Overall, working in Nunavut was a very special experience for me and I feel privileged to have had the chance to spend 10 weeks there. For physiotherapists interested in learning about Inuk culture and looking to contribute in a northern remote community, I would highly recommend inquiring with the GN about CSAs and other opportunities. I came out of the experience with a newfound appreciation for the extensiveness and accessibility of the health care available in the south, as well as the beauty and relaxed pace of the north. The magic “up north” just might be one of Canada’s best kept secrets.
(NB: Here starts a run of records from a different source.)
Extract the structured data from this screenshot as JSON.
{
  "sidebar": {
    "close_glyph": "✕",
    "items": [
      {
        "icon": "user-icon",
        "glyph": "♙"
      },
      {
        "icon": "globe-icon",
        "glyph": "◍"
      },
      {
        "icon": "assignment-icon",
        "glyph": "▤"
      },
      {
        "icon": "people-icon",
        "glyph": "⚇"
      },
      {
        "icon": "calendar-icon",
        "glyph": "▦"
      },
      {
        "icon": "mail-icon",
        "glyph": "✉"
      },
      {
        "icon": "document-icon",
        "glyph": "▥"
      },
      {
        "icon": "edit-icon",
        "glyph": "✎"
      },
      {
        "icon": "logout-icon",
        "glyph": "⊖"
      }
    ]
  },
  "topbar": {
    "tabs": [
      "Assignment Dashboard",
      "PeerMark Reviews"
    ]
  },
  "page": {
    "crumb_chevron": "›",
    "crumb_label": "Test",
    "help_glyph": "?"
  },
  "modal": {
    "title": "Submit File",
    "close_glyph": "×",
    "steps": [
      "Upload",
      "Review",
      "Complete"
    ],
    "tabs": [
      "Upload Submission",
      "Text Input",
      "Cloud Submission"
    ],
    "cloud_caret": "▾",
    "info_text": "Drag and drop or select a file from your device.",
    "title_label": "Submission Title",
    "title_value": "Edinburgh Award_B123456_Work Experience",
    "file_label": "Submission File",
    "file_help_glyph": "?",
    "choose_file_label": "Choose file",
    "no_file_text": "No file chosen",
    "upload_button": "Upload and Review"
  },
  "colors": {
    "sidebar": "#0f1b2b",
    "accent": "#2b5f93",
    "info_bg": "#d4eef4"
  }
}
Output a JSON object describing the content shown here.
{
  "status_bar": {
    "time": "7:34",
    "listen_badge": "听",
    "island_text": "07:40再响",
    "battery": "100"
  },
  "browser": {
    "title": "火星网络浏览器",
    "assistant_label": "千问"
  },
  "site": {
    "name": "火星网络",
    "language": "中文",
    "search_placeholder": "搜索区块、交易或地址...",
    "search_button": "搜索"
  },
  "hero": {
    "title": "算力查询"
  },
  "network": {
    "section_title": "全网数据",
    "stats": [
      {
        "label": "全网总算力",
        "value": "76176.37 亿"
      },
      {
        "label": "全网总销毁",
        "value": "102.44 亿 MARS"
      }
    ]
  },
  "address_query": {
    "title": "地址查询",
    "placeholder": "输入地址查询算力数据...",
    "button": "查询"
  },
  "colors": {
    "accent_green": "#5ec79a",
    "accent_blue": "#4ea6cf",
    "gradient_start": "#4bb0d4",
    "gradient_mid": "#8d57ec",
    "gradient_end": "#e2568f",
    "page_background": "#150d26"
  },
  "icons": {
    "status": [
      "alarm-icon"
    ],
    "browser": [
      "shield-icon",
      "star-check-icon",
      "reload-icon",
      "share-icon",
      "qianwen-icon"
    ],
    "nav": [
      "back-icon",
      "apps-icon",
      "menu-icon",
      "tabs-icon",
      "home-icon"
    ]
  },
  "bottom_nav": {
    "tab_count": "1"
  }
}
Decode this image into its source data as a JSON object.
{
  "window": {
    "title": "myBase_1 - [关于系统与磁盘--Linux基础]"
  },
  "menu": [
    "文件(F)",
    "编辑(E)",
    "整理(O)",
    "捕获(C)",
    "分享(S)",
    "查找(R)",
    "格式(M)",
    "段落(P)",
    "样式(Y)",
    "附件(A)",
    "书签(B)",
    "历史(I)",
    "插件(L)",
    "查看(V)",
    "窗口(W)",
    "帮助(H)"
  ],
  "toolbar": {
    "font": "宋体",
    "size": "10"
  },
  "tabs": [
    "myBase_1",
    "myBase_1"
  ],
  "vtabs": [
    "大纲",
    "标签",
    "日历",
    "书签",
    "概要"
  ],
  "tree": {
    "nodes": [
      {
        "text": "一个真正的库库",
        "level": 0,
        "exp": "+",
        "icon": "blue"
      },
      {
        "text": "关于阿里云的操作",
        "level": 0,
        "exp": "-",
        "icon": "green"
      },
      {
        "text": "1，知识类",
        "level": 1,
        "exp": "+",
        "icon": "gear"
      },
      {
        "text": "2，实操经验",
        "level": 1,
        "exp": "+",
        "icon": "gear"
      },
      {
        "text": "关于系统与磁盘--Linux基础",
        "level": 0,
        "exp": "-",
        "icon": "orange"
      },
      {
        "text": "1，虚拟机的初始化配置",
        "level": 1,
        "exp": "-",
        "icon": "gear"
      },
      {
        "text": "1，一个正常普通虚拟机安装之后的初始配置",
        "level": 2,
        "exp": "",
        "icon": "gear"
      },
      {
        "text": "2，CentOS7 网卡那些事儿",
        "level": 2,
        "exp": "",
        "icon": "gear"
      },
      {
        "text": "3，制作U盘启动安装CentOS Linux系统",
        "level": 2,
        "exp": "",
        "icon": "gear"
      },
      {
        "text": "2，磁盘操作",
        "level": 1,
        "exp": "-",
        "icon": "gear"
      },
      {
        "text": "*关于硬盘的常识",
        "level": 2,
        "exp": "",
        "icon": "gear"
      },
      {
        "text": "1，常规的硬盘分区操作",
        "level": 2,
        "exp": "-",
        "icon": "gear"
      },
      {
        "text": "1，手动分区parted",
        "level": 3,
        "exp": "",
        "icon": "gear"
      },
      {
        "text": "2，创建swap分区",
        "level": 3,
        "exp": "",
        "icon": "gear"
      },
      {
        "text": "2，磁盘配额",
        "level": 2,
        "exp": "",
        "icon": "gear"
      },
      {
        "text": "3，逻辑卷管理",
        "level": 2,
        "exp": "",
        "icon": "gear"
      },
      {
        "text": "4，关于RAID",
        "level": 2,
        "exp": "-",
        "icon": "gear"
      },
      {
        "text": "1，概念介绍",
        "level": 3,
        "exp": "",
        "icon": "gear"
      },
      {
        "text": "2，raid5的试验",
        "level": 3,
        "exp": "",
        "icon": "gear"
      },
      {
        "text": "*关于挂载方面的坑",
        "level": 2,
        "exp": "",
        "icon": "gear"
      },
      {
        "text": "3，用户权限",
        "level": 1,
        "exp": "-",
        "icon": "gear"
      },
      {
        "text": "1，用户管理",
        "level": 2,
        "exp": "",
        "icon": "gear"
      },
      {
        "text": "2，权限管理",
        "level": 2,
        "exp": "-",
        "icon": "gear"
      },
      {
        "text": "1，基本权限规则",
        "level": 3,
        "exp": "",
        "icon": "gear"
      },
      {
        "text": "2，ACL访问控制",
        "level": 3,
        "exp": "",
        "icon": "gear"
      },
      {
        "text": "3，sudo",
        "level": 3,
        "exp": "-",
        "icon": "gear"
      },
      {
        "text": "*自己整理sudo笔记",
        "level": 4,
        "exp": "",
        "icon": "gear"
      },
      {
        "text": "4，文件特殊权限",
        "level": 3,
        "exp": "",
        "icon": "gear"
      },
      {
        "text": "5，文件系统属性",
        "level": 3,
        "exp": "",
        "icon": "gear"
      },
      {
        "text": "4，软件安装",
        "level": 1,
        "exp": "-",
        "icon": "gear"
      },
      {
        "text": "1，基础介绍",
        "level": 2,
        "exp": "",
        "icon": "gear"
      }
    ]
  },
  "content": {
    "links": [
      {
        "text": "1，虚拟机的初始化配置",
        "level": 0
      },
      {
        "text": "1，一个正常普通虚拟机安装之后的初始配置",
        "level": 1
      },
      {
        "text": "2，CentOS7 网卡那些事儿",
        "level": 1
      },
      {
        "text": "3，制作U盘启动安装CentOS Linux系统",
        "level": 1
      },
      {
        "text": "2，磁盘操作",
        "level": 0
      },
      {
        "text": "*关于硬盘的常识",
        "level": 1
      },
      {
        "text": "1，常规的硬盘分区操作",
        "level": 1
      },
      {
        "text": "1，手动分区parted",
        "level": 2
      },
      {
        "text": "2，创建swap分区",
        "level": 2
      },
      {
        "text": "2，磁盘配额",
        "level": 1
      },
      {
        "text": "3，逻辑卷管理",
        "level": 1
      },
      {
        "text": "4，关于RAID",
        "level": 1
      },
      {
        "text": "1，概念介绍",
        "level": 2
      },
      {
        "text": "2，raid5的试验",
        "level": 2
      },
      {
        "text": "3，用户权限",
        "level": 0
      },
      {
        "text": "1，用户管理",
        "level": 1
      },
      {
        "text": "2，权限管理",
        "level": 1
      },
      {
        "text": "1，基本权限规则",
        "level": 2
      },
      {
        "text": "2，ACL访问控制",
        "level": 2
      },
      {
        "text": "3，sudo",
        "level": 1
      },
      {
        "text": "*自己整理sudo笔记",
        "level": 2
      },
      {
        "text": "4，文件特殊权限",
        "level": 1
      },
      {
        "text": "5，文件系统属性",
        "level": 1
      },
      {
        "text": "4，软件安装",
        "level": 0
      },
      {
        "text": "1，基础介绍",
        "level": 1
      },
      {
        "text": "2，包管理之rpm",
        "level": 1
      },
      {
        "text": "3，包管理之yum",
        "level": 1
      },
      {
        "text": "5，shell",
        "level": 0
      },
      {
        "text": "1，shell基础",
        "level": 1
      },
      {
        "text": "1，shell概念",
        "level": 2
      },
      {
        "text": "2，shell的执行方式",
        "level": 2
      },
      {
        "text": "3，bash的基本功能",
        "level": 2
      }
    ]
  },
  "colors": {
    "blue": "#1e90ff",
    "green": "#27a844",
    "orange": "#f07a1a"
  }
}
Jennifer Allen holds a Bachelor’s degree in Kinesiology and Health Studies and a Master’s of Science in Physical Therapy. She is originally from Saskatchewan, but settled in Edmonton, Alberta after finishing her schooling at the University of Alberta. Jen enjoys working in a private practice and acute care settings. Jen’s global health experience includes Gender Advocacy with the World University Service of Canada in 2008 in Ghana and she completed her final physiotherapy placement in Kenya with the Kenya Working Group in 2010. She also lived in Mexico for 18 months from 2013 to 2014 where she worked as an instructor in the Department of Rehabilitation Science at a private university, Universidad Popular Autónoma del Estado de Puebla (UPAEP). In 2016, Jen worked for the International Organization of Migration (IOM) as a Physiotherapist Trainer (seconded by AmeriCares) for four months in Sindupalchowk, Nepal, at a rehab centre for victims of the devastating 2015 earthquakes. Most recently in 2017, Jen worked as a Physiotherapist in northern Canada in Iqaluit, Nunavut.